The effectiveness of new drugs compared with that of older drugs has fallen since the 1970s, according to a new study in Health Affairs.
The effectiveness of new drugs compared with that of older drugs has fallen since the 1970s, according to a new study in Health Affairs.
In the study, researchers randomly selected and analyzed the results of 315 clinical trials that compared a drug to a placebo from 4 medical journals: New England Journal of Medicine, Journal of the American Medical Association, Lancet, and British Medical Journal between 1966 and 2010.
The data extraction was done by research assistants who were kept blind to the purpose of the study and all studies were independently reviewed by 2 different research assistants.
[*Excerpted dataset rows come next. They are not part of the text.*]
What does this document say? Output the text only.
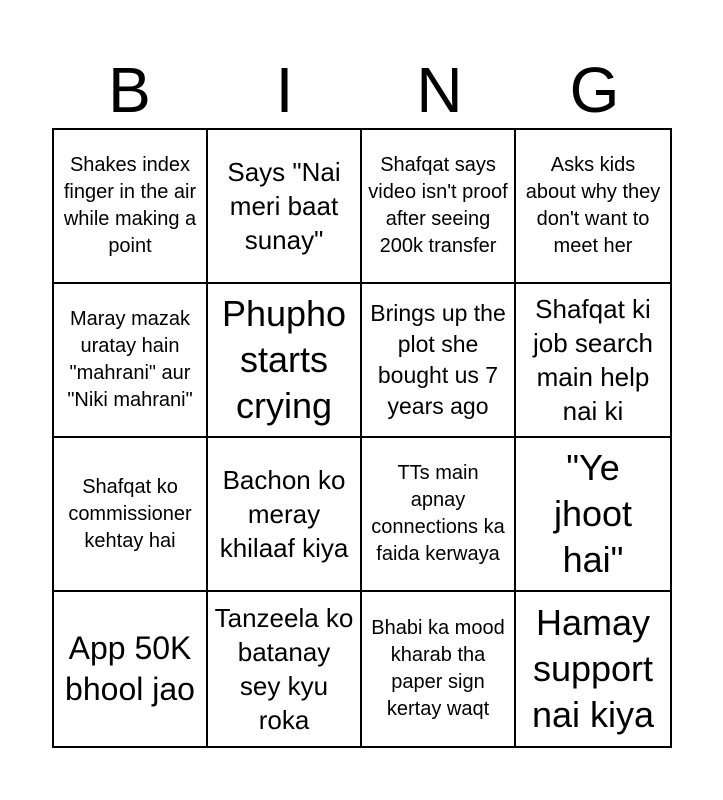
B	I	N	G
Shakes index finger in the air while making a point
Says "Nai meri baat sunay"
Shafqat says video isn't proof after seeing 200k transfer
Asks kids about why they don't want to meet her
Maray mazak uratay hain "mahrani" aur "Niki mahrani"
Phupho starts crying
Brings up the plot she bought us 7 years ago
Shafqat ki job search main help nai ki
Shafqat ko commissioner kehtay hai
Bachon ko meray khilaaf kiya
TTs main apnay connections ka faida kerwaya
"Ye jhoot hai"
App 50K bhool jao
Tanzeela ko batanay sey kyu roka
Bhabi ka mood kharab tha paper sign kertay waqt
Hamay support nai kiya
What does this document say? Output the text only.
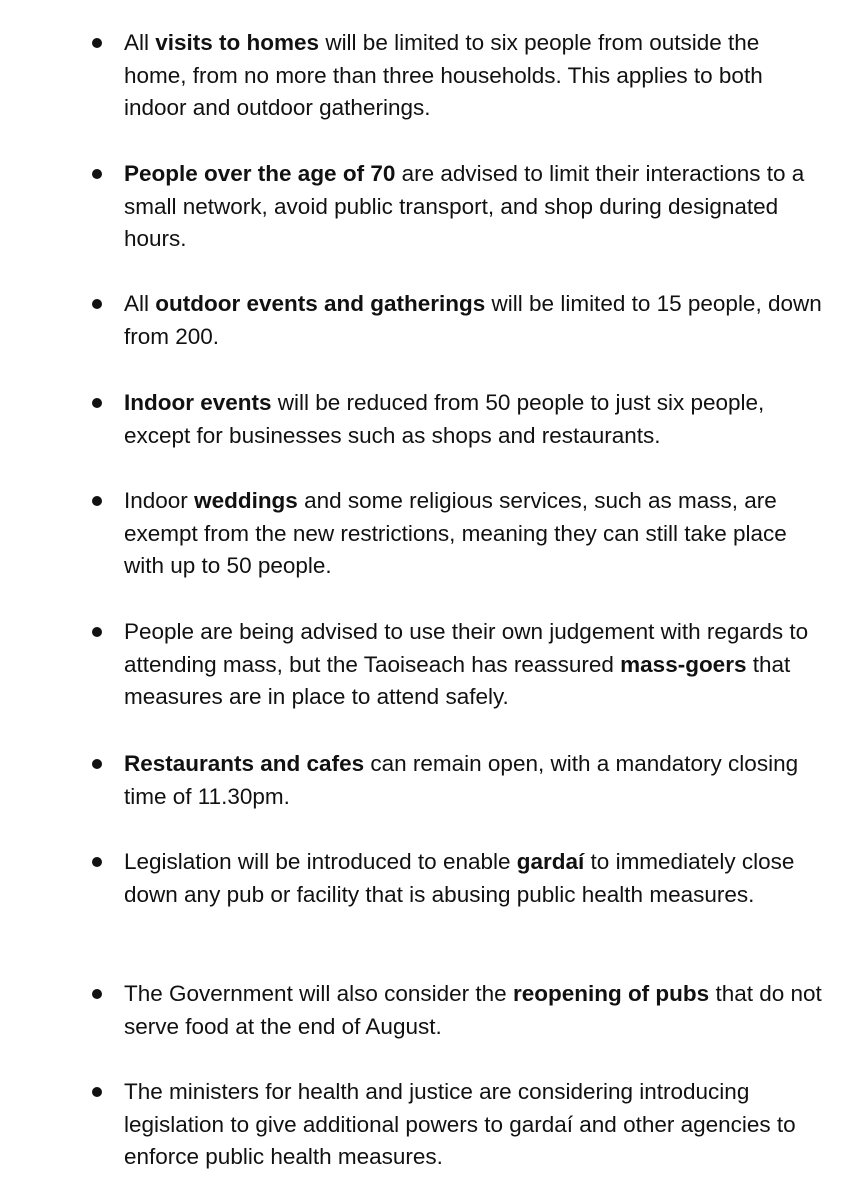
All visits to homes will be limited to six people from outside the home, from no more than three households. This applies to both indoor and outdoor gatherings.
People over the age of 70 are advised to limit their interactions to a small network, avoid public transport, and shop during designated hours.
All outdoor events and gatherings will be limited to 15 people, down from 200.
Indoor events will be reduced from 50 people to just six people, except for businesses such as shops and restaurants.
Indoor weddings and some religious services, such as mass, are exempt from the new restrictions, meaning they can still take place with up to 50 people.
People are being advised to use their own judgement with regards to attending mass, but the Taoiseach has reassured mass-goers that measures are in place to attend safely.
Restaurants and cafes can remain open, with a mandatory closing time of 11.30pm.
Legislation will be introduced to enable gardaí to immediately close down any pub or facility that is abusing public health measures.
The Government will also consider the reopening of pubs that do not serve food at the end of August.
The ministers for health and justice are considering introducing legislation to give additional powers to gardaí and other agencies to enforce public health measures.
Drugs to treat cardiovascular disease, cancer, mental disorders, and respiratory illness, were included.
Researchers found that the average effect size, as measured by the odds ratio (which compares the odds of an outcome resulting from the treatment to the odds of that outcome in absence of the treatment), decreased from a peak of 4.51 (1971-1980) to 1.36 (2001-2010).
“In other words, there has been a significant decline over time in the extent to which new drug treatments have been shown to be significantly more effective than placebos to the point that in recent years the average study found only small differences between the active drug and placebo,” said lead author Mark Olfson, professor of clinical psychiatry at Columbia University and a research psychiatrist at the New York State Psychiatric Institute, in New York City.
“The results suggest that medical breakthroughs of the sort that confer large benefits above placebo are becoming less common,” Dr Olfson told Formulary. “An awareness of the uncommonness of these transformational drug discoveries helps to calibrate expectations for future placebo-clinical trials.
“With apparently declining yield from placebo-controlled studies, now may be a good time to place greater emphasis on studies comparing 2 or more drugs that are known to be effective to evaluate whether there are meaningful differences between them in their tolerability, adherence, safety, or costs,” Dr Olfson said.
According to Randy Vogenberg, managing principal of Bentelligence, and adjunct professor of pharmacy management at the University of Rhode Island, Kingston, R.I., many plans and PBMs already have been looking to maximize generic or “older” therapies over the last few years.
“Purchasers of healthcare are less involved in the clinical details but similarly have sought to reduce the cost trend or ‘bend the cost curve’ due to economic pressures from the recession,” Vogenberg told Formulary. “As part of riding the generic wave, plans and PBMs have become increasingly aggressive in promoting step therapy strategies as well as optimizing first-line generic-only treatments.”
Now that providers are in shared or full-risk arrangements on commercial and exchange/Medicare plan products, they too have been rethinking treatment strategies, according to Vogenberg. “One of the best examples has been in oncology where the minimal incremental clinical benefit versus the increasingly higher per product cost is resulting in greater use of first-line generic treatments for most patients which deliver good outcomes. This is especially true now that earlier diagnoses and treatment is so common,” he said.
“Interestingly, these approaches do align patient interests along with the provider and purchaser of coverage-employer, union, and municipality- better than in the past,” Vogenberg continued. “I expect that the successes in oncology will move into immunology-rheumatoid arthritis and multiple sclerosis-quickly as large medical groups and ACOs seek to maximize outcomes at the lowest cost possible for pharmacologic therapies.”